At a company’s business strategy level, we must consider how sustainability can be integrated into the service’s building process, maintenance and accessibility, what the profits are spent on and what the revenue models are. All of this has a profound effect on our everyday work.
The changing world contributes to the renaissance of generalists
The changing business environment increases the need for generalist-type competence. At one point, generalists had a slightly poor image in public discussion about working life: people wondered if generalists knew enough about anything at all. The ideal to aspire to was a super expert, highly specialised in one thing. The need for highly specialised professionals is unlikely to go away, but the demand for generalists has made a comeback.

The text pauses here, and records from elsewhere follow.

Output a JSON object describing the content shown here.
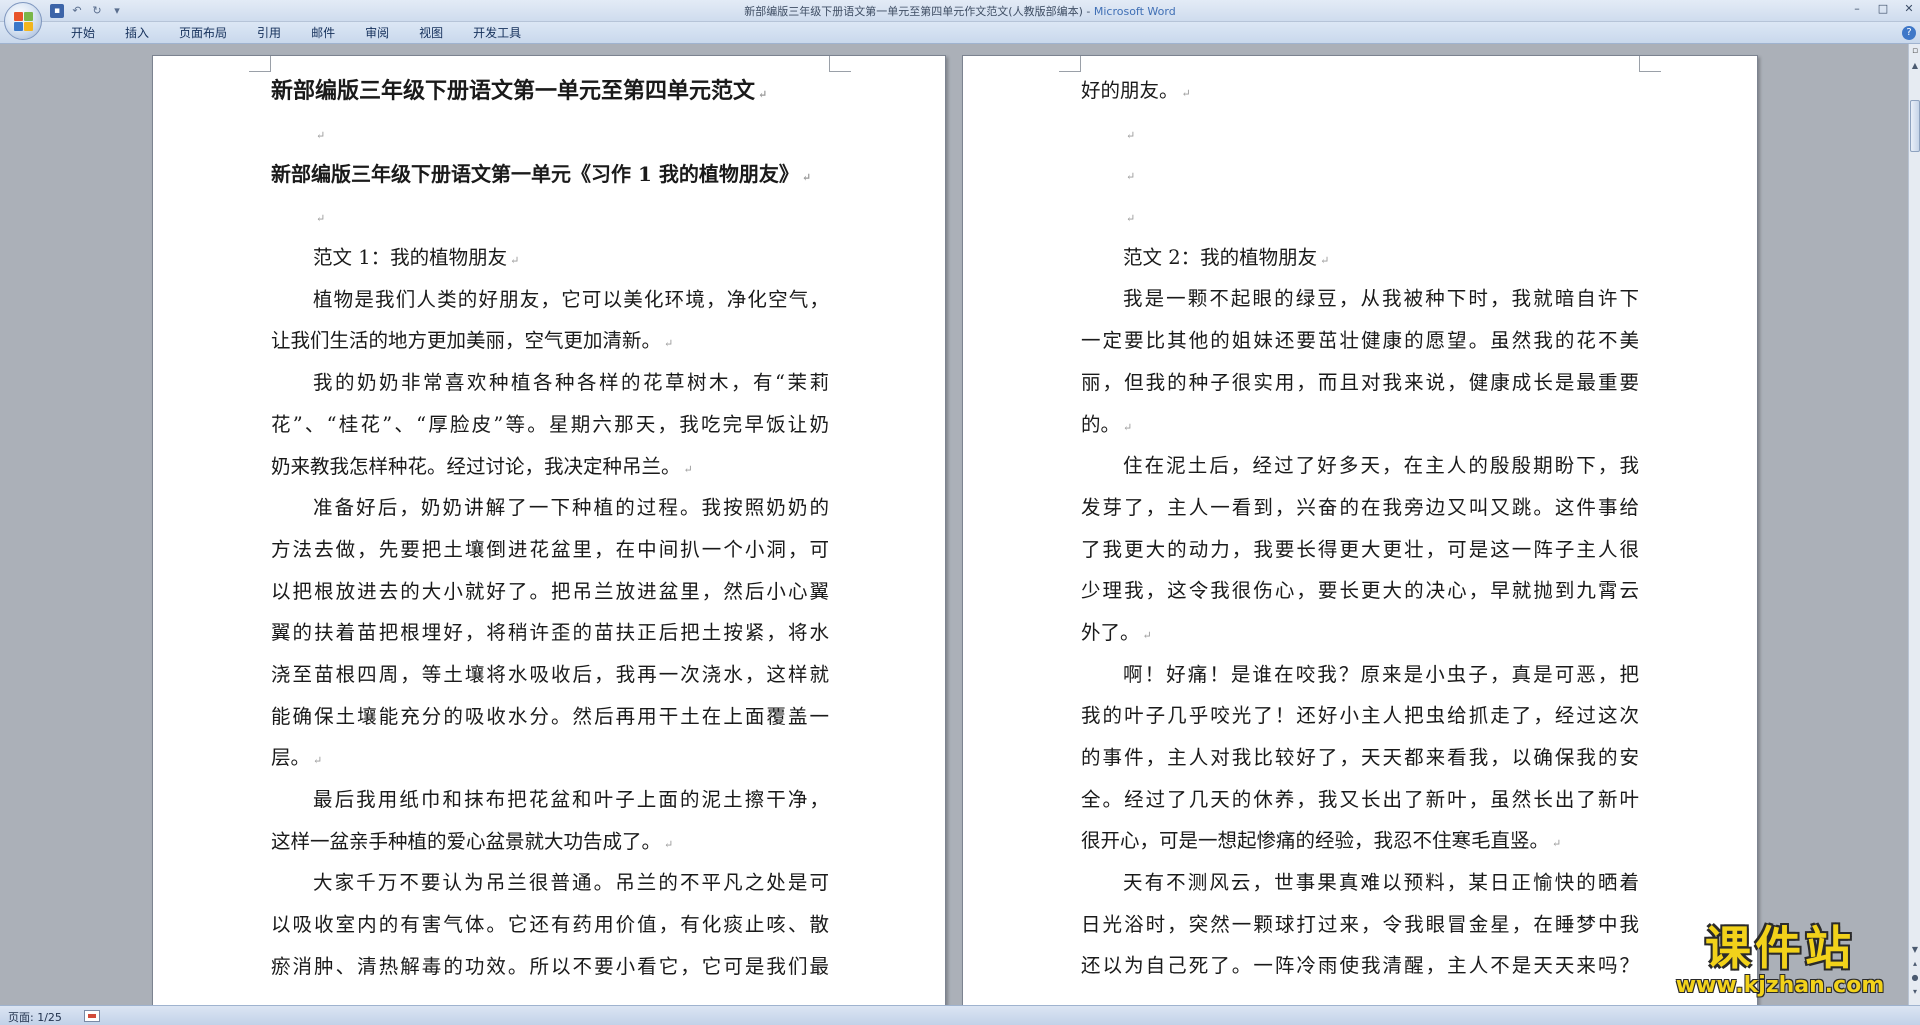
{
  "window": {
    "title": "新部编版三年级下册语文第一单元至第四单元作文范文(人教版部编本)",
    "app_name": "Microsoft Word",
    "separator": " - ",
    "minimize": "–",
    "maximize": "□",
    "close": "✕"
  },
  "quick_access": {
    "save": "▪",
    "undo": "↶",
    "redo": "↻",
    "customize": "▾"
  },
  "ribbon": {
    "tabs": [
      "开始",
      "插入",
      "页面布局",
      "引用",
      "邮件",
      "审阅",
      "视图",
      "开发工具"
    ],
    "help": "?"
  },
  "paragraph_mark": "↵",
  "page1": {
    "lines": [
      {
        "text": "新部编版三年级下册语文第一单元至第四单元范文",
        "style": "h1",
        "mark": true
      },
      {
        "text": "",
        "style": "indent",
        "mark": true
      },
      {
        "text": "新部编版三年级下册语文第一单元《习作 1 我的植物朋友》",
        "style": "h2",
        "mark": true
      },
      {
        "text": "",
        "style": "indent",
        "mark": true
      },
      {
        "text": "范文 1：我的植物朋友",
        "style": "indent",
        "mark": true
      },
      {
        "text": "植物是我们人类的好朋友，它可以美化环境，净化空气，",
        "style": "indent just",
        "mark": false
      },
      {
        "text": "让我们生活的地方更加美丽，空气更加清新。",
        "style": "",
        "mark": true
      },
      {
        "text": "我的奶奶非常喜欢种植各种各样的花草树木，有“茉莉",
        "style": "indent just",
        "mark": false
      },
      {
        "text": "花”、“桂花”、“厚脸皮”等。星期六那天，我吃完早饭让奶",
        "style": "just",
        "mark": false
      },
      {
        "text": "奶来教我怎样种花。经过讨论，我决定种吊兰。",
        "style": "",
        "mark": true
      },
      {
        "text": "准备好后，奶奶讲解了一下种植的过程。我按照奶奶的",
        "style": "indent just",
        "mark": false
      },
      {
        "text": "方法去做，先要把土壤倒进花盆里，在中间扒一个小洞，可",
        "style": "just",
        "mark": false
      },
      {
        "text": "以把根放进去的大小就好了。把吊兰放进盆里，然后小心翼",
        "style": "just",
        "mark": false
      },
      {
        "text": "翼的扶着苗把根埋好，将稍许歪的苗扶正后把土按紧，将水",
        "style": "just",
        "mark": false
      },
      {
        "text": "浇至苗根四周，等土壤将水吸收后，我再一次浇水，这样就",
        "style": "just",
        "mark": false
      },
      {
        "text": "能确保土壤能充分的吸收水分。然后再用干土在上面覆盖一",
        "style": "just",
        "mark": false
      },
      {
        "text": "层。",
        "style": "",
        "mark": true
      },
      {
        "text": "最后我用纸巾和抹布把花盆和叶子上面的泥土擦干净，",
        "style": "indent just",
        "mark": false
      },
      {
        "text": "这样一盆亲手种植的爱心盆景就大功告成了。",
        "style": "",
        "mark": true
      },
      {
        "text": "大家千万不要认为吊兰很普通。吊兰的不平凡之处是可",
        "style": "indent just",
        "mark": false
      },
      {
        "text": "以吸收室内的有害气体。它还有药用价值，有化痰止咳、散",
        "style": "just",
        "mark": false
      },
      {
        "text": "瘀消肿、清热解毒的功效。所以不要小看它，它可是我们最",
        "style": "just",
        "mark": false
      }
    ]
  },
  "page2": {
    "lines": [
      {
        "text": "好的朋友。",
        "style": "",
        "mark": true
      },
      {
        "text": "",
        "style": "indent",
        "mark": true
      },
      {
        "text": "",
        "style": "indent",
        "mark": true
      },
      {
        "text": "",
        "style": "indent",
        "mark": true
      },
      {
        "text": "范文 2：我的植物朋友",
        "style": "indent",
        "mark": true
      },
      {
        "text": "我是一颗不起眼的绿豆，从我被种下时，我就暗自许下",
        "style": "indent just",
        "mark": false
      },
      {
        "text": "一定要比其他的姐妹还要茁壮健康的愿望。虽然我的花不美",
        "style": "just",
        "mark": false
      },
      {
        "text": "丽，但我的种子很实用，而且对我来说，健康成长是最重要",
        "style": "just",
        "mark": false
      },
      {
        "text": "的。",
        "style": "",
        "mark": true
      },
      {
        "text": "住在泥土后，经过了好多天，在主人的殷殷期盼下，我",
        "style": "indent just",
        "mark": false
      },
      {
        "text": "发芽了，主人一看到，兴奋的在我旁边又叫又跳。这件事给",
        "style": "just",
        "mark": false
      },
      {
        "text": "了我更大的动力，我要长得更大更壮，可是这一阵子主人很",
        "style": "just",
        "mark": false
      },
      {
        "text": "少理我，这令我很伤心，要长更大的决心，早就抛到九霄云",
        "style": "just",
        "mark": false
      },
      {
        "text": "外了。",
        "style": "",
        "mark": true
      },
      {
        "text": "啊！好痛！是谁在咬我？原来是小虫子，真是可恶，把",
        "style": "indent just",
        "mark": false
      },
      {
        "text": "我的叶子几乎咬光了！还好小主人把虫给抓走了，经过这次",
        "style": "just",
        "mark": false
      },
      {
        "text": "的事件，主人对我比较好了，天天都来看我，以确保我的安",
        "style": "just",
        "mark": false
      },
      {
        "text": "全。经过了几天的休养，我又长出了新叶，虽然长出了新叶",
        "style": "just",
        "mark": false
      },
      {
        "text": "很开心，可是一想起惨痛的经验，我忍不住寒毛直竖。",
        "style": "",
        "mark": true
      },
      {
        "text": "天有不测风云，世事果真难以预料，某日正愉快的晒着",
        "style": "indent just",
        "mark": false
      },
      {
        "text": "日光浴时，突然一颗球打过来，令我眼冒金星，在睡梦中我",
        "style": "just",
        "mark": false
      },
      {
        "text": "还以为自己死了。一阵冷雨使我清醒，主人不是天天来吗？",
        "style": "just",
        "mark": false
      }
    ]
  },
  "statusbar": {
    "page_info": "页面: 1/25"
  },
  "watermark": {
    "name": "课件站",
    "url": "www.kjzhan.com"
  }
}
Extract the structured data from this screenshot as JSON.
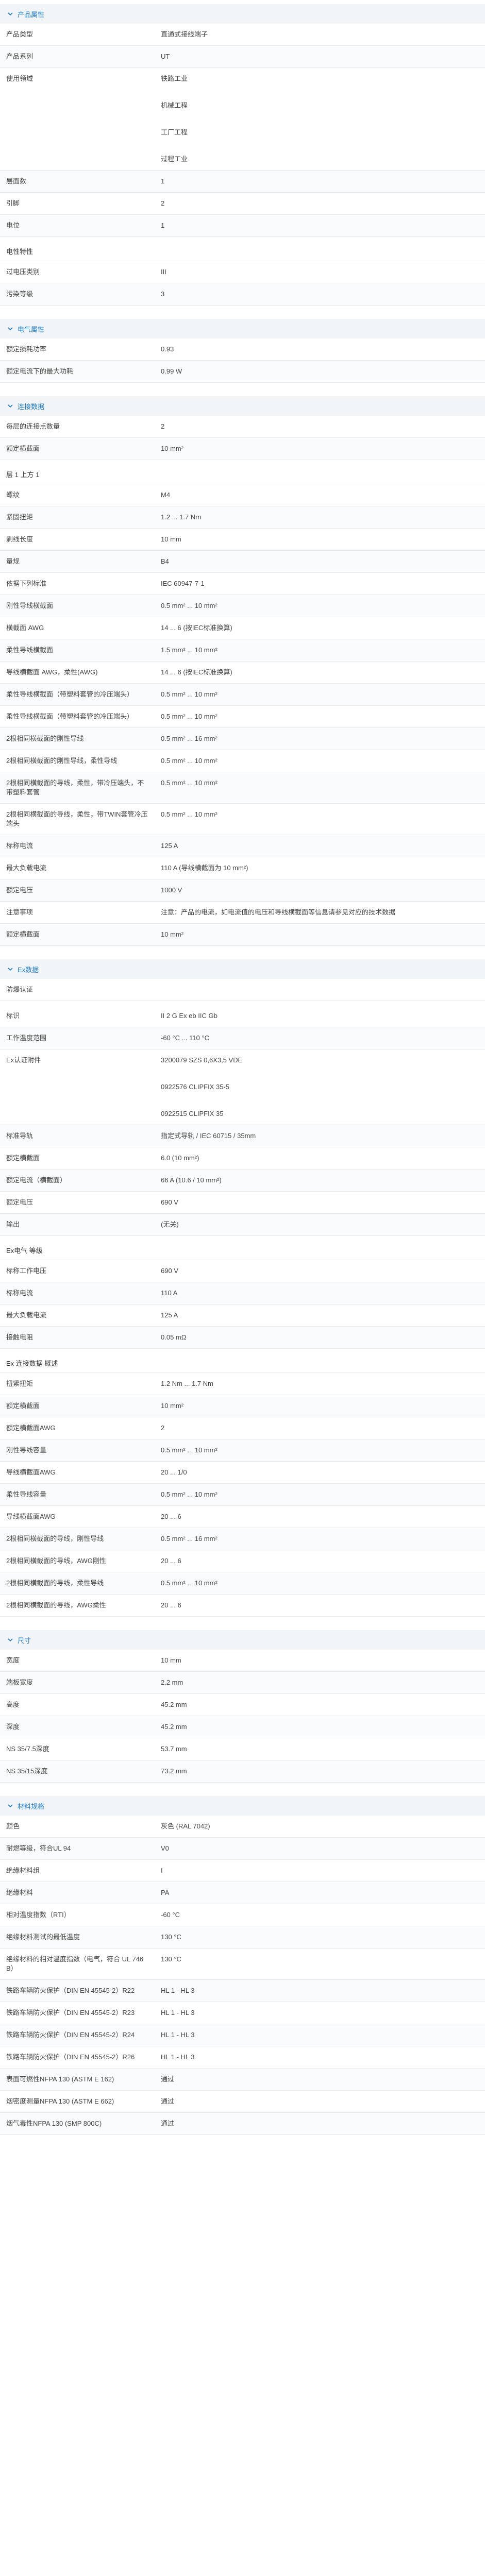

Quick changes in direction require competence in and understanding of many different areas. The need for modifying one’s competence will also grow – we must accept this development and be ready to change regardless of our role.
This is why companies are taking an entirely new perspective on recruitment – companies are seeing the value of a prospective employee having seen and worked in many fields during their career.
When buying consulting services, companies may even request that the consultant have no previous experience in the company's industry. These requests are motivated by the desire to get new, fresh ideas and outside-the-box thinking. This is also a reflection of the change at hand.
The pace of change is picking up
During the Covid-19 pandemic and even after, a common claim was that remote work completely changed working life. However, when it comes to the business environment, it has been more about following a trend that had already emerged. Practices had to be changed quickly, but the seed of change had already been planted before Covid-19 hit.
Instead, the biggest and maybe the most surprising change in the business environment was the increase in the pace of change and the shrinking of time windows. The time window of strategy work used to reach many years into the future: a goal was set and a roadmap created for reaching the goal.
Now, the time window of strategy work covers two or three years, sometimes five, but rarely more than that. In a way, it feels contradictory that we must make choices that can stand the test of time while living in a situation where it is increasingly difficult to predict what will happen tomorrow, let alone in a couple of years’ time.
A good example of this change is one of our clients, with whom we have worked for two years. During that time, the client company’s customer base indicators and consumer behaviour have changed dramatically every six months, and the company has had to change direction along the way. As the client changed direction, scenario work turned out to be a useful tool – we have been able to draw on earlier thinking, even though the situation has been changing.
Through scenario work, it is possible to identify alternative futures and dependencies. If and when the world changes, we will already have a pretty good idea of the new map. Not all elements can be flexible, so we must choose the ones that can.
There is no single path to happiness: flexibility and back gates are needed, but it is also impossible to maintain an endless range of opportunities. The solution to this is a sufficiently flexible long-term vision that makes it possible to adapt to surprising changes. This is the only way for companies to succeed in a future that cannot be predicted.